LA CONJONCTION DES SYNERGIES ENTRE LABORATOIRES DE BIOLOGIE PUBLICS ET L’EXPÉRIENCE DU SECTEUR PRIVÉ DOIT COLLECTIVEMENT NOUS FAIRE RÉFLÉCHIR À DES MODÈLES ALTERNATIFS ET À UNE VRAIE PRISE EN COMPTE DE LA BIOLOGIE DANS L’ORGANISATION TERRITORIALE DES SOINS…

ALEXANDRE DREZET 

DIRECTEUR DE LA STRATÉGIE DU CHU DE CAEN

La biologie a joué un rôle central dans l’épidémie du SARS-CoV-2 – connue sous le nom de Covid-19 – qui a débuté en France en mars 2020. S’il fallait encore le démontrer, cette crise place clairement la biologie comme un maillon toujours plus incontournable de la chaîne de soins de demain étant entendu que le diagnostic est un des facteurs pronostiques reconnus des inégalités de santé et un fondement essentiel de la médecine personnalisée.

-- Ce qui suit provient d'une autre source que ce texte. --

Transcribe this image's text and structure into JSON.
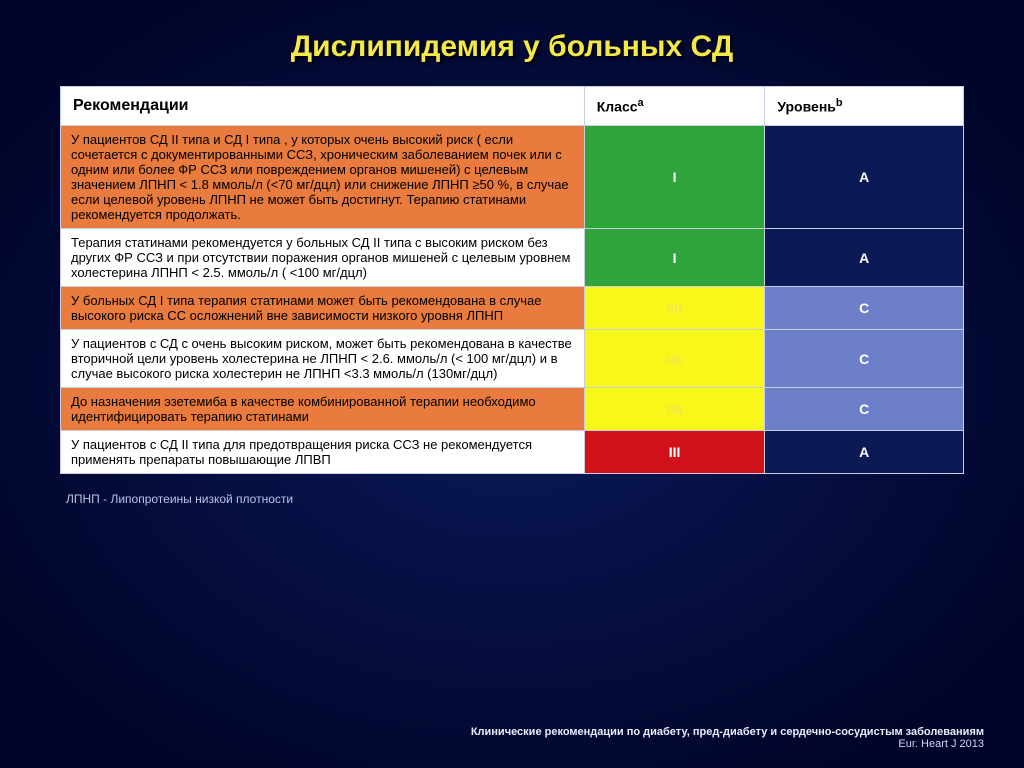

À l’occasion de cette crise, dans un contexte de tension particulièrement important en matière de réactifs, les laboratoires de biologie ont fait preuve de réactivité et d’inventivité pour adapter leur réponse aux besoins. Néanmoins, force est de constater qu’aucun d’entre eux n’a pu y répondre seul. En ce sens, cette crise sanitaire est riche d’enseignements et l’expérience du laboratoire de biologie médicale du CHU de Caen permet d’émettre quelques suggestions pour l’avenir.

Le CHU de Caen, par l’intermédiaire de son laboratoire de biologie médicale, a eu la responsabilité de réaliser la détection du virus SARS-CoV-2 par RT-PCR (Reverse Transcriptase-Polymerase Chain Reaction) à la fois pour les patients qu’il a pris en charge mais également pour ceux hospitalisés dans les établissements sanitaires et médico-sociaux de son territoire. Pour ce faire, le CHU a procédé en deux temps :

• Un premier temps qui a impliqué de redéployer et de former du personnel technique dans des délais très contraints pour faire face à la hausse de la demande. En ce sens, le CHU a fait preuve de flexibilité et de souplesse pour réaliser dès les premiers jours jusqu’à 300 RT-PCR par jour ;

• Un second qui a permis de dépasser la seule capacité du CHU en ayant recours aux ressources humaines et matériels du laboratoire vétérinaire LABEO. Le recours à ce laboratoire a été rendu possible par les mesures prises à titre exceptionnel dans le cadre de la crise sanitaire. Les capacités ont ainsi été démultipliées pour atteindre jusqu’à 2 000 RT-PCR par jour.

La collaboration du CHU avec le laboratoire LABEO a mis en exergue davantage de similitudes que de différences entre laboratoire de biologie médicale et laboratoire vétérinaire. Les compétences, le matériel et les modes de fonctionnement en biologie moléculaire se sont avérés globalement similaires et appellent à ce que des synergies soient trouvées entre ces deux structures après la crise.

Ceci pose très clairement la question d’un rapprochement dont l’intérêt premier n’est pas l’obtention d’économies d’échelles mais davantage la constitution de plateformes plus performantes et toujours plus spécialisées et transversales.

Les groupements de biologie privés (Cerballiance, Eurofins…) ont dans le même temps montré leurs limites : bien qu’ils disposent de plateformes performantes, l’ultracentralisation des analyses spécialisées à l’échelle nationale a allongé les délais de rendus des résultats induisant, par voie de conséquence, des retards de prise en charge.

La conjonction des synergies entre laboratoires de biologie publics et l’expérience du secteur privé doit collectivement nous faire réfléchir à des modèles alternatifs et à une vraie prise en compte de la biologie dans l’organisation territoriale des soins. Il conviendrait notamment d’identifier a minima par territoire une plateforme publique ou publique-privée permettant de répondre aux besoins et capable de générer une réelle capacité d’innovation. Ces nouveaux plateaux techniques de biologie constitueraient des masses critiques réactives sur des secteurs thématiques à fort enjeu (génomique, biologie moléculaire, microbiologie…) et gagneraient aussi en visibilité ce qui faciliterait l’ambition d’une réelle recherche translationnelle qui peine réellement à se créer une place en France.

Cet exemple inédit de collaboration démontre que si les virus ne connaissent pas de frontières la réponse à ces virus suppose une agrégation de compétences qui dépasse les limites de l’hôpital.